Abbreviations: HCDR3; heavy chain complementarity-determining region 3; NGS, next-generation sequencing.

Schematic representation of next-generation sequencing and two-step linker PCR. The structure of scFv gene, CDRs and frameworks of variable regions are indicated by colored boxes. (a) For NGS analysis, most of VH region including HCDR3 was amplified and sequenced using specific primers as described in materials and methods. The sequencing coverage is indicated with dashed lines. (b) To retrieve scFv gene, two-step linker PCR was performed using primers annealing to HCDR3, LFR1 and HFR4. The first step of PCR was performed using LFR1_F and HCDR3_R primers and HCDR3_F and HFR4_R primers. The linker PCR was performed using LFR1_F and HFR4_R primers.

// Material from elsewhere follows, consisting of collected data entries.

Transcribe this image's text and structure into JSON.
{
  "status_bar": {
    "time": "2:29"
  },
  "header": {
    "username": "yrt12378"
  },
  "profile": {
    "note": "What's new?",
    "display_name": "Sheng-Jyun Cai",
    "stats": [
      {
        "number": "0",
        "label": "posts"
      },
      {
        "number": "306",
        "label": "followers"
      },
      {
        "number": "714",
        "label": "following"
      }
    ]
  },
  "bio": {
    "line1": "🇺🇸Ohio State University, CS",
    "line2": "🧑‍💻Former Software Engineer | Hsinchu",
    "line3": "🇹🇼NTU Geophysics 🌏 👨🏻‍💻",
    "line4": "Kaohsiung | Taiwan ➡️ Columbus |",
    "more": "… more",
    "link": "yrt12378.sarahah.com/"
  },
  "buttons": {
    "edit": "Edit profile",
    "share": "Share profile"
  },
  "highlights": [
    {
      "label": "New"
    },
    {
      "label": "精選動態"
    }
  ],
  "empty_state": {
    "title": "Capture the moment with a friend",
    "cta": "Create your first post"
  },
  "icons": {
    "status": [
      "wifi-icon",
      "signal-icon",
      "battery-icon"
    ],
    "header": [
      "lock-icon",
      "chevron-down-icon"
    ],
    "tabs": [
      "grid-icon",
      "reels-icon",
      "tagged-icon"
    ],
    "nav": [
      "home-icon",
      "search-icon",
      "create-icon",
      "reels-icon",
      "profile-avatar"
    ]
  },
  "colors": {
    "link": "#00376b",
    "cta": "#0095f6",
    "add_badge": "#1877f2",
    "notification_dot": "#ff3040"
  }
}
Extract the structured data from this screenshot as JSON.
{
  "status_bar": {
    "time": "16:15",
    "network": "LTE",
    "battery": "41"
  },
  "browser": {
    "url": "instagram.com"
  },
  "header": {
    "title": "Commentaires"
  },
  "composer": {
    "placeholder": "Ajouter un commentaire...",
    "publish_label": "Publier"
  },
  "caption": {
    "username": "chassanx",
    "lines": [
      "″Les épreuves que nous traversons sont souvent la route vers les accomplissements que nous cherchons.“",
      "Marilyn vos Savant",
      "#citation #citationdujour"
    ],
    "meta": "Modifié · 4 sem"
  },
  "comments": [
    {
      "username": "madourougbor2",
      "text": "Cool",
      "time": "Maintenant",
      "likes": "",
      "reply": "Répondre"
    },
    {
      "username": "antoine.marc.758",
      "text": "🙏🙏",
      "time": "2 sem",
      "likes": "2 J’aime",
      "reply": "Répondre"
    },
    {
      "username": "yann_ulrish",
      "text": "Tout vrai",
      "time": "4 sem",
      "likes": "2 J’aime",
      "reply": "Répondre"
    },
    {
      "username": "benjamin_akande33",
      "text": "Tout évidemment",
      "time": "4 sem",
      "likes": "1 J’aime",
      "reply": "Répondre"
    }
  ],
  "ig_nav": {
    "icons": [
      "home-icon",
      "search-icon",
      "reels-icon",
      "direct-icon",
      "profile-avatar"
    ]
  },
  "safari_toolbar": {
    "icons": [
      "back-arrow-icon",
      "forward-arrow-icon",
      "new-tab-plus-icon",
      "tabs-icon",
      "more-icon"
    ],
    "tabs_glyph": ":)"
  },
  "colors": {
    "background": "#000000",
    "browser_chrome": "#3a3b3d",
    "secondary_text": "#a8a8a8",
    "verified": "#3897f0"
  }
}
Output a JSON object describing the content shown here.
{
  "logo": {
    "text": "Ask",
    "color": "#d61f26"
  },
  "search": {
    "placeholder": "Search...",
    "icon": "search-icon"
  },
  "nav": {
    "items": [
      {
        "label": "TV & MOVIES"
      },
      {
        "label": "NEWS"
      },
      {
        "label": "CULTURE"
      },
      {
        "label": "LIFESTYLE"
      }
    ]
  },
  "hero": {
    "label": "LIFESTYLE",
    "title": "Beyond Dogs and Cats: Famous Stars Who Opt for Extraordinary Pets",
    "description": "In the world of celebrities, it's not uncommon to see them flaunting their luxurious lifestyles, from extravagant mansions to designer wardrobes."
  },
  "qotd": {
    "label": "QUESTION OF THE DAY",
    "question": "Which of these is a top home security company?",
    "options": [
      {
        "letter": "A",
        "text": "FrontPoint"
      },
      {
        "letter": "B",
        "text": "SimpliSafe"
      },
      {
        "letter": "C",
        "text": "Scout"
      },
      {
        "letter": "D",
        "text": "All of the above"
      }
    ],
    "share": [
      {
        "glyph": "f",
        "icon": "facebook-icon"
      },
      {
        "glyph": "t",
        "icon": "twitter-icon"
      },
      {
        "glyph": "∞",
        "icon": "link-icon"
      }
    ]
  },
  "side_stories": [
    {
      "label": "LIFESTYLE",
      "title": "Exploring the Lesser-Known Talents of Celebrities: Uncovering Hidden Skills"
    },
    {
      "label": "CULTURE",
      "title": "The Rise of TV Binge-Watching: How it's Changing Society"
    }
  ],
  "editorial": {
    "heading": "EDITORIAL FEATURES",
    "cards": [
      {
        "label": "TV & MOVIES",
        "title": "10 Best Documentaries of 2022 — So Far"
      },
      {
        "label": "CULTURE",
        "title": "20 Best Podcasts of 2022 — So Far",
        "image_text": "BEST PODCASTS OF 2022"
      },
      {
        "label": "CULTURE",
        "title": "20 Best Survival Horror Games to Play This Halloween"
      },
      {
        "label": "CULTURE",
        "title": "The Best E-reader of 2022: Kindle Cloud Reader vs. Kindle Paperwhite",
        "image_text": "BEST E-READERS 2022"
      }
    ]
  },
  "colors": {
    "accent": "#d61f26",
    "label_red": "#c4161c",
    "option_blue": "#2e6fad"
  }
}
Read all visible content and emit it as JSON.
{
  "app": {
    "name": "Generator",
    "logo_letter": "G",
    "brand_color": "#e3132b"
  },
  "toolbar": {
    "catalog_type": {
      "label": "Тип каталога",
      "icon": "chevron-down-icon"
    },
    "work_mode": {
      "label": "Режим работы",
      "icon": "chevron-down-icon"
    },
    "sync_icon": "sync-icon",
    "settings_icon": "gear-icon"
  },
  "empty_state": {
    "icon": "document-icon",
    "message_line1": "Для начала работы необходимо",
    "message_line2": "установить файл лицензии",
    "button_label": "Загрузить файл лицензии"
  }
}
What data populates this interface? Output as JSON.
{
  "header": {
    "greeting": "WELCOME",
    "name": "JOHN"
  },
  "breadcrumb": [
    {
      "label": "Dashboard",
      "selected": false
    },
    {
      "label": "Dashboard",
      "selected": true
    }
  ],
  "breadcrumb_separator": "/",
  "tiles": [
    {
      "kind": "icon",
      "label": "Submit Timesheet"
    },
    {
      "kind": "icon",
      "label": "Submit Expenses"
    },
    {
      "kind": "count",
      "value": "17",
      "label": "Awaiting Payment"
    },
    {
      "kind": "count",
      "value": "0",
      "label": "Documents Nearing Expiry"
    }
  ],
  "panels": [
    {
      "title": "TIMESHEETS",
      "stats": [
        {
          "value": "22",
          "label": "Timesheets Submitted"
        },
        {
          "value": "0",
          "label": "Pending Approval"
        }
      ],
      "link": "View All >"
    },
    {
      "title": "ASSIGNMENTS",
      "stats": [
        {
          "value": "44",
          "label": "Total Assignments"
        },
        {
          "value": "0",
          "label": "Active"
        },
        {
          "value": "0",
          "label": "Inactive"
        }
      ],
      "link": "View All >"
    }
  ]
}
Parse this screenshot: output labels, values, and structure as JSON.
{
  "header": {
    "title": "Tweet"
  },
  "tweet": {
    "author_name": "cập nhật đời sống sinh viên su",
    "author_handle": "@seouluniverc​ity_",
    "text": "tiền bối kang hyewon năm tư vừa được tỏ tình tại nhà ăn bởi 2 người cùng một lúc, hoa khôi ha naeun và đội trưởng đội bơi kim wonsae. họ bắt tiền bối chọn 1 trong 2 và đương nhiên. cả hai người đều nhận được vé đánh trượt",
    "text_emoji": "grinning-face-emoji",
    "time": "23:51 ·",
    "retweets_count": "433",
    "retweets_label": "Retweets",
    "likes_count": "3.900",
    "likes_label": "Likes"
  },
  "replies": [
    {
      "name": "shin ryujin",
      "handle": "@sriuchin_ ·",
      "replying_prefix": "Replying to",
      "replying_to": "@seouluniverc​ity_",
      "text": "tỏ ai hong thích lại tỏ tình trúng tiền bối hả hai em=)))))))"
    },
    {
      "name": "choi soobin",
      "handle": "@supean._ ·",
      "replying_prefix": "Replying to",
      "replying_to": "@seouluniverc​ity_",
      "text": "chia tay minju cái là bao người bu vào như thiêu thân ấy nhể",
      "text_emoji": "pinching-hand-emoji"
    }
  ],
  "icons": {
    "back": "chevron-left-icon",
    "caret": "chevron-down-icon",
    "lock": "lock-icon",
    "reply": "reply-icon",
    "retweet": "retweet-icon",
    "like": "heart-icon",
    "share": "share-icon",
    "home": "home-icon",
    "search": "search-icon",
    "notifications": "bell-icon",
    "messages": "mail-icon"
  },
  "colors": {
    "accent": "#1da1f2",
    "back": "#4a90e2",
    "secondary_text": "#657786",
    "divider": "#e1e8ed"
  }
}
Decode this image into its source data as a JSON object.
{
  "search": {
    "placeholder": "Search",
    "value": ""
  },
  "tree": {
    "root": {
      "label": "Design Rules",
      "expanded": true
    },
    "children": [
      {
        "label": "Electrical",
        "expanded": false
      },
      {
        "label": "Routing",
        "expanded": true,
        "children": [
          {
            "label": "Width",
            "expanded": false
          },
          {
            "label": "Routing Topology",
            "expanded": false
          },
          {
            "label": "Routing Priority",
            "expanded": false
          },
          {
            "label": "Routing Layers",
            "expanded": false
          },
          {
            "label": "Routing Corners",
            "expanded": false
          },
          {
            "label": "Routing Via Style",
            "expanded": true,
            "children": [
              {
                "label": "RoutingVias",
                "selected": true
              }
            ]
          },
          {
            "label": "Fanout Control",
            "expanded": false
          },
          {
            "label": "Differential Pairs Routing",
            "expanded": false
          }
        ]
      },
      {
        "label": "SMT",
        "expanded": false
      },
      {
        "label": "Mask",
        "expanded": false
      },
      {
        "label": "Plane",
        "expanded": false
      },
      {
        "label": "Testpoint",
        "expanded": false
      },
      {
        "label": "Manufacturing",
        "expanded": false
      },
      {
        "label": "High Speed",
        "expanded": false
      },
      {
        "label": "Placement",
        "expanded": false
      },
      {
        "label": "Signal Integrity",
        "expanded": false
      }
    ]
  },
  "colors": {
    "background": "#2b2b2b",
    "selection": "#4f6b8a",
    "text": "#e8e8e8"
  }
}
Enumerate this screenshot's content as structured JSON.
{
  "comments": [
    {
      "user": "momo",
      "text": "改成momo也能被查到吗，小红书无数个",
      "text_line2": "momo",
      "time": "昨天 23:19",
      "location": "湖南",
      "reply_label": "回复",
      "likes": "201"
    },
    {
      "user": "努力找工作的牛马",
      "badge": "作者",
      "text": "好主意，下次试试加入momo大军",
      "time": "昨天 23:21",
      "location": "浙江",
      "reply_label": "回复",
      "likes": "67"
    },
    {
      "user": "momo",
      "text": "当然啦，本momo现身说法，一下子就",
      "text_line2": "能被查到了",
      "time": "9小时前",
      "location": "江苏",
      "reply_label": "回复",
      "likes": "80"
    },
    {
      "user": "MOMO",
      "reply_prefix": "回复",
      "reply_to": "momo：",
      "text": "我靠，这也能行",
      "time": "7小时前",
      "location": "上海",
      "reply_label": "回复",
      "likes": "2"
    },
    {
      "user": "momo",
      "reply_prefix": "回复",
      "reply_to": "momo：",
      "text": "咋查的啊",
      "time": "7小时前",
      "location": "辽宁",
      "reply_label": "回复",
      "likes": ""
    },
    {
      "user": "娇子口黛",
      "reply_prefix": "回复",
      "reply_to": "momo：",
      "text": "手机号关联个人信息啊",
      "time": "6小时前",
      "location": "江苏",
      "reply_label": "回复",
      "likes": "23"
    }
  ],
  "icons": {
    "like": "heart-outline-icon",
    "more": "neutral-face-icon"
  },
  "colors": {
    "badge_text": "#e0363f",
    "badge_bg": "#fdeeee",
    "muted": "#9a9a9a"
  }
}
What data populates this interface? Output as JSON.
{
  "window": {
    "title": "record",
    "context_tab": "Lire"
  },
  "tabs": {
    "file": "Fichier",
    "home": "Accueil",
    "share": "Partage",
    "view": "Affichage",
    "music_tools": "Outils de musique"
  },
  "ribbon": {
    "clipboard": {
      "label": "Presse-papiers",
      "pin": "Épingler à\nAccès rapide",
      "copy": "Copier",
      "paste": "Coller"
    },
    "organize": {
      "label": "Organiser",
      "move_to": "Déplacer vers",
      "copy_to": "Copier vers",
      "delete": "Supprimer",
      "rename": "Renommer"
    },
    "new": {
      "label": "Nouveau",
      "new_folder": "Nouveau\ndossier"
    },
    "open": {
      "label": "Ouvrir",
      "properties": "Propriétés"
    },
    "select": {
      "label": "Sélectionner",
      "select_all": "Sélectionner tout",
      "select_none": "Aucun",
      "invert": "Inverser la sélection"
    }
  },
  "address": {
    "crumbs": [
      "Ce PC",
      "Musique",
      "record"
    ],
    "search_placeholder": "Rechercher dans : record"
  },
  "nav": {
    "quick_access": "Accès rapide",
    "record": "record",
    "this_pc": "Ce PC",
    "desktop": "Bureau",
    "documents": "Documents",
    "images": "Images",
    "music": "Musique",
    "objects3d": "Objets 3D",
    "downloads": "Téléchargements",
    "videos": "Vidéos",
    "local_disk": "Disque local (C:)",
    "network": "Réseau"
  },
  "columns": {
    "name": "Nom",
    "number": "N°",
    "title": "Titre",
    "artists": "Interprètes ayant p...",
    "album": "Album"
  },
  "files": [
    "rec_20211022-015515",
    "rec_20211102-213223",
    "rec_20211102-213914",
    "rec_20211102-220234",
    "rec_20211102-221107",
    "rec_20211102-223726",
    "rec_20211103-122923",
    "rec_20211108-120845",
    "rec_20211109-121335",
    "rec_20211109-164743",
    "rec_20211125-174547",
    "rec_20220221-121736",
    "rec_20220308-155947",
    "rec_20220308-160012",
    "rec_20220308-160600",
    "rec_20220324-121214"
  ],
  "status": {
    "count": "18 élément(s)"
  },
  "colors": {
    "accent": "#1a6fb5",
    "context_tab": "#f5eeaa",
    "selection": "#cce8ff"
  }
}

Binding reactivity of scFv antibodies retrieved from selected HCDR3 amino-acid sequences in each cluster using NGS. (a) scFv library 1, (b) scFv library 2 and (c) scFv library 3. ANOVA with Turkey's multiple-comparison test was used to compare cluster 1 with other clusters. In library 3, the P-value was calculated using the Mann–Whitney U-test. *P-value <0.05; **P-value <0.01; ***P-value <0.001. ANOVA, analysis of variance.

Discussion

Phage display technology is commonly employed in the development of therapeutic antibodies.²³ One of the major drawbacks of phage display technology lies in the fact that some clones become dominant through the bio-panning process, and frequently, only limited numbers of clones became available at the end of the screening.¹⁶ In this study, we showed that NGS analysis provided not only all of the HCDR3 sequences of clones identified using the conventional colony screening method but also new HCDR3 sequences. The proportion of HCDR3 sequences found by the conventional colony screening method varied from 0.01 to 6.49% of the HCDR3 sequences identified by NGS analysis (Table 1). There was no significant correlation between these two proportions.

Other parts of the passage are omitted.